I didn’t mean to have two Zora Neale Hurston or two scatological posts in a row, but this item from the glossary at the end of Jonah’s Gourd Vine made me very curious:
SHEEP SHADNEY, tea made from sheep droppings. It is sweetened and fed to very young babies.
The Internet has a few tidbits on this folk remedy. “Sheep shadney” returns only references back to Jonah’s Gourd Vine, but “sheep shandy” gives us a reference from the Floripedia prescribing the concoction as a remedy for whooping cough.
Covey’s African-American Slave Medicine confirms the practice in Kentucky and Indiana as a treatment for measles (another childhood disease). Other kinds of dung (cow and chicken) are also mentioned as cures for the common cold.
The wonderfully Victorian title Scatalogic Rites of All Nations finds “sheep shadney” remedy for measles (under the name “sheep nannie tea”) among the Navajos, who supposedly learned it from the Spanish.
While making a tea out of manure seems nauseating to 21-st century suburbanites, I wonder if that same revulsion would have been present among agricultural people two hundred years ago.
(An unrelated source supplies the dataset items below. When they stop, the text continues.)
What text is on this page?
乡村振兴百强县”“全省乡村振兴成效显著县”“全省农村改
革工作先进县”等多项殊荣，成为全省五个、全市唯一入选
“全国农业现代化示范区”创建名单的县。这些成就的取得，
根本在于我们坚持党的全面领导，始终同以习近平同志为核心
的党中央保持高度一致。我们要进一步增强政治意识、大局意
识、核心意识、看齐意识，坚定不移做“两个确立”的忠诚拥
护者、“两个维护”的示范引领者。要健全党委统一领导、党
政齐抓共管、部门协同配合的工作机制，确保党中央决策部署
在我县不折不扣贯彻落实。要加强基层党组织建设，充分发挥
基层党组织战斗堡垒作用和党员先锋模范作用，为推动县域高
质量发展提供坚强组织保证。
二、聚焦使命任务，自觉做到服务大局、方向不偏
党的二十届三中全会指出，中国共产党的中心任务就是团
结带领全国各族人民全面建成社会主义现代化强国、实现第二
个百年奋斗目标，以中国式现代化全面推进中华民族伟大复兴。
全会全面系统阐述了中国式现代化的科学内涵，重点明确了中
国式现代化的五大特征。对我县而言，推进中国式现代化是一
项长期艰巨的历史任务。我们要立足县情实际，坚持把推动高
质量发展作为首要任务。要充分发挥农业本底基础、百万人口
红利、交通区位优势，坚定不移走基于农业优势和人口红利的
Living closer to the hummus, these smells would have been omnipresent and familiar and possibly not as off-putting. Body odor and bad breath weren’t considered particularly offensive smells until companies wanted to sell us deodorant and mouthwash; perhaps manure wasn’t smelly until we weren’t around it every day.
However, part of the cure may be the bad smell. Do we drive away “bad airs” (like measles and whooping cough) with sweet smells: a pocketful of posies? Or do we drive them away with worse — yet familiar — airs: animal manure? If the tea didn’t stink, would it work against measles? Would anyone have thought to try?